We remain confident in the long-term goals we laid out at our Investor event. The strategy is working, and we are coming out of the pandemic in a much stronger position. The timing of the delivery of our goals is a function of the macro environment, but we are optimistic about our continued progress.

JI
Jamie IannoneCEO

Yes, M&A remains a key part of our strategy. We've engaged in acquisitions that enhance our core capabilities. We’ll continue to look at key areas, potentially expanding into luxury apparel if it aligns with our strategy and offers a good return for shareholders.

JB
John BlackledgeAnalyst

How are the enthusiast buyers holding up in the current macro environment? Have you noticed any changes sequentially?
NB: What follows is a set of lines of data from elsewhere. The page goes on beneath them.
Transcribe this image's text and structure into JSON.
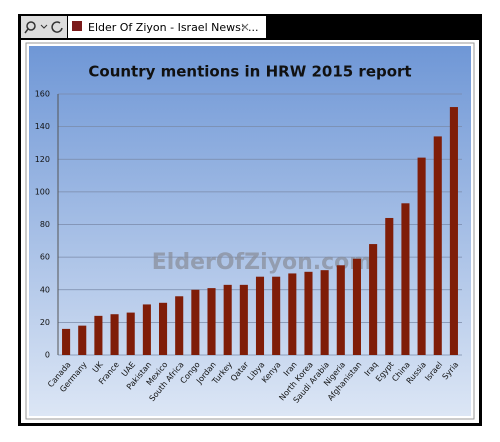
{
  "browser": {
    "tab_title": "Elder Of Ziyon - Israel News: ..."
  },
  "chart_data": {
    "type": "bar",
    "title": "Country mentions in HRW 2015 report",
    "watermark": "ElderOfZiyon.com",
    "categories": [
      "Canada",
      "Germany",
      "UK",
      "France",
      "UAE",
      "Pakistan",
      "Mexico",
      "South Africa",
      "Congo",
      "Jordan",
      "Turkey",
      "Qatar",
      "Libya",
      "Kenya",
      "Iran",
      "North Korea",
      "Saudi Arabia",
      "Nigeria",
      "Afghanistan",
      "Iraq",
      "Egypt",
      "China",
      "Russia",
      "Israel",
      "Syria"
    ],
    "values": [
      16,
      18,
      24,
      25,
      26,
      31,
      32,
      36,
      40,
      41,
      43,
      43,
      48,
      48,
      50,
      51,
      52,
      55,
      59,
      68,
      84,
      93,
      121,
      134,
      152
    ],
    "color": "#7f1d08",
    "ylim": [
      0,
      160
    ],
    "yticks": [
      0,
      20,
      40,
      60,
      80,
      100,
      120,
      140,
      160
    ],
    "grid": true
  }
}
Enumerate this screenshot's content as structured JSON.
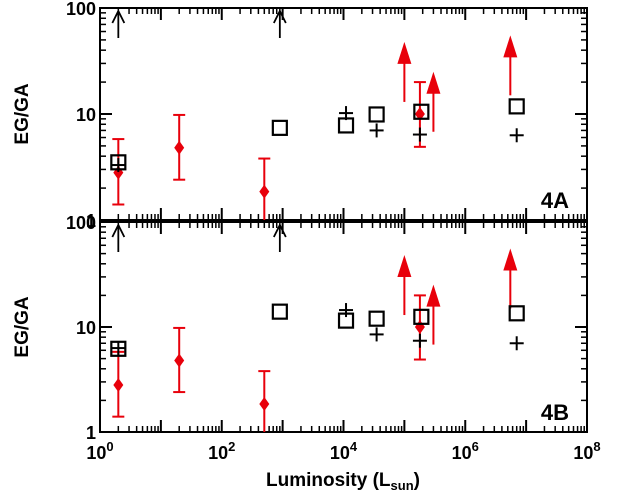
{
  "chart_data": [
    {
      "type": "scatter",
      "panel_label": "4A",
      "xlabel": "Luminosity (L",
      "xlabel_sub": "sun",
      "xlabel_close": ")",
      "ylabel": "EG/GA",
      "xscale": "log",
      "yscale": "log",
      "xlim": [
        1,
        100000000
      ],
      "ylim": [
        1,
        100
      ],
      "xticks": [
        "10^0",
        "10^2",
        "10^4",
        "10^6",
        "10^8"
      ],
      "yticks": [
        "1",
        "10",
        "100"
      ],
      "colors": {
        "red": "#e8000b",
        "black": "#000000"
      },
      "series": {
        "red_diamonds": [
          {
            "x": 2,
            "y": 2.8,
            "ylo": 1.4,
            "yhi": 5.8
          },
          {
            "x": 20,
            "y": 4.8,
            "ylo": 2.4,
            "yhi": 9.8
          },
          {
            "x": 500,
            "y": 1.85,
            "ylo": 0.95,
            "yhi": 3.8
          },
          {
            "x": 180000,
            "y": 10,
            "ylo": 4.9,
            "yhi": 20
          }
        ],
        "red_lower_limits": [
          {
            "x": 100000,
            "y": 13
          },
          {
            "x": 300000,
            "y": 6.8
          },
          {
            "x": 5500000,
            "y": 15
          }
        ],
        "black_squares": [
          {
            "x": 2,
            "y": 3.5
          },
          {
            "x": 900,
            "y": 7.4
          },
          {
            "x": 11000,
            "y": 7.8
          },
          {
            "x": 35000,
            "y": 9.9
          },
          {
            "x": 190000,
            "y": 10.5
          },
          {
            "x": 7000000,
            "y": 11.8
          }
        ],
        "black_plus": [
          {
            "x": 2,
            "y": 3.3
          },
          {
            "x": 11000,
            "y": 10.2
          },
          {
            "x": 35000,
            "y": 7.0
          },
          {
            "x": 180000,
            "y": 6.4
          },
          {
            "x": 7000000,
            "y": 6.3
          }
        ],
        "black_up_arrows": [
          {
            "x": 2
          },
          {
            "x": 900
          }
        ]
      }
    },
    {
      "type": "scatter",
      "panel_label": "4B",
      "xlabel": "Luminosity (L",
      "xlabel_sub": "sun",
      "xlabel_close": ")",
      "ylabel": "EG/GA",
      "xscale": "log",
      "yscale": "log",
      "xlim": [
        1,
        100000000
      ],
      "ylim": [
        1,
        100
      ],
      "xticks": [
        "10^0",
        "10^2",
        "10^4",
        "10^6",
        "10^8"
      ],
      "yticks": [
        "1",
        "10",
        "100"
      ],
      "colors": {
        "red": "#e8000b",
        "black": "#000000"
      },
      "series": {
        "red_diamonds": [
          {
            "x": 2,
            "y": 2.8,
            "ylo": 1.4,
            "yhi": 5.8
          },
          {
            "x": 20,
            "y": 4.8,
            "ylo": 2.4,
            "yhi": 9.8
          },
          {
            "x": 500,
            "y": 1.85,
            "ylo": 0.95,
            "yhi": 3.8
          },
          {
            "x": 180000,
            "y": 10,
            "ylo": 4.9,
            "yhi": 20
          }
        ],
        "red_lower_limits": [
          {
            "x": 100000,
            "y": 13
          },
          {
            "x": 300000,
            "y": 6.8
          },
          {
            "x": 5500000,
            "y": 15
          }
        ],
        "black_squares": [
          {
            "x": 2,
            "y": 6.2
          },
          {
            "x": 900,
            "y": 14
          },
          {
            "x": 11000,
            "y": 11.5
          },
          {
            "x": 35000,
            "y": 12
          },
          {
            "x": 190000,
            "y": 12.5
          },
          {
            "x": 7000000,
            "y": 13.5
          }
        ],
        "black_plus": [
          {
            "x": 2,
            "y": 6.3
          },
          {
            "x": 11000,
            "y": 14.5
          },
          {
            "x": 35000,
            "y": 8.5
          },
          {
            "x": 180000,
            "y": 7.4
          },
          {
            "x": 7000000,
            "y": 7.0
          }
        ],
        "black_up_arrows": [
          {
            "x": 2
          },
          {
            "x": 900
          }
        ]
      }
    }
  ]
}
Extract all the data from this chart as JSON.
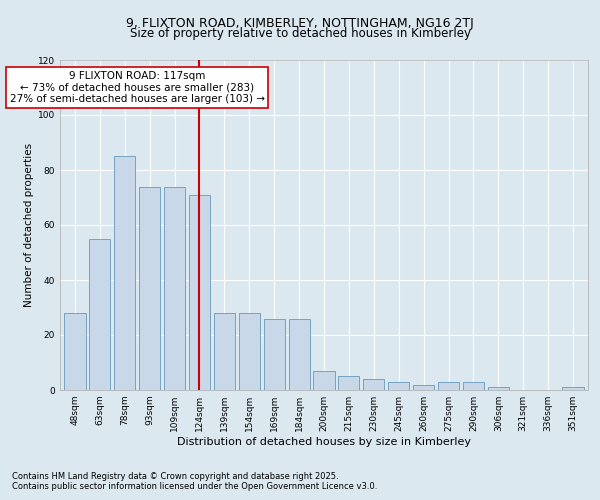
{
  "title1": "9, FLIXTON ROAD, KIMBERLEY, NOTTINGHAM, NG16 2TJ",
  "title2": "Size of property relative to detached houses in Kimberley",
  "xlabel": "Distribution of detached houses by size in Kimberley",
  "ylabel": "Number of detached properties",
  "categories": [
    "48sqm",
    "63sqm",
    "78sqm",
    "93sqm",
    "109sqm",
    "124sqm",
    "139sqm",
    "154sqm",
    "169sqm",
    "184sqm",
    "200sqm",
    "215sqm",
    "230sqm",
    "245sqm",
    "260sqm",
    "275sqm",
    "290sqm",
    "306sqm",
    "321sqm",
    "336sqm",
    "351sqm"
  ],
  "values": [
    28,
    55,
    85,
    74,
    74,
    71,
    28,
    28,
    26,
    26,
    7,
    5,
    4,
    3,
    2,
    3,
    3,
    1,
    0,
    0,
    1
  ],
  "bar_color": "#c8d8e8",
  "bar_edge_color": "#6699bb",
  "vline_x": 5,
  "vline_color": "#cc0000",
  "annotation_text": "9 FLIXTON ROAD: 117sqm\n← 73% of detached houses are smaller (283)\n27% of semi-detached houses are larger (103) →",
  "annotation_box_color": "#ffffff",
  "annotation_box_edge_color": "#cc0000",
  "footnote1": "Contains HM Land Registry data © Crown copyright and database right 2025.",
  "footnote2": "Contains public sector information licensed under the Open Government Licence v3.0.",
  "background_color": "#dce8f0",
  "plot_bg_color": "#dce8f0",
  "ylim": [
    0,
    120
  ],
  "yticks": [
    0,
    20,
    40,
    60,
    80,
    100,
    120
  ],
  "title1_fontsize": 9,
  "title2_fontsize": 8.5,
  "annotation_fontsize": 7.5,
  "ylabel_fontsize": 7.5,
  "xlabel_fontsize": 8,
  "tick_fontsize": 6.5,
  "footnote_fontsize": 6
}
Also, should we think that the ads will grow through these challenging macro headwinds in Q4 and into '23?

JI
Jamie IannoneCEO

In Q3, we had 17 million enthusiast buyers, which was relatively flat to Q2. We do expect some pressure on that count in the coming quarters due to the macro environment. In terms of advertising, we don't expect linear growth, but we believe the healthy ROAS will continue to drive strength as we roll out our new ad products.

RK
Richard KramerAnalyst

In your recent interview, you raised the white flag about competing in-season. What proportion of GMV do these still represent? Additionally, can you quantify what impact the advertising investment had on GMV?

JI
Jamie IannoneCEO

Non-new-in-season represents about 90% of what we sell on the platform. We also see a significant portion of our GMV from pre-owned and refurbished goods growing faster. The advertising spent by sellers is tied directly to GMV, especially through our CPA-based programs.

SD
Sean DunlopAnalyst

Trying to think a little bit about GMV sensitivity and potential consumer trade down. How much pricing have sellers taken on the eBay platform?

JI
Jamie IannoneCEO

We’re not immune to macro impacts, but we have a resilient model now, focusing on non-new-in-season and refurbished. Value is key to our buyers. Additionally, Gen Z is increasingly interested in pre-owned goods, which supports our ESG efforts.

Operator

Ladies and gentlemen, thank you for your participation. This concludes today's conference call. You may now disconnect.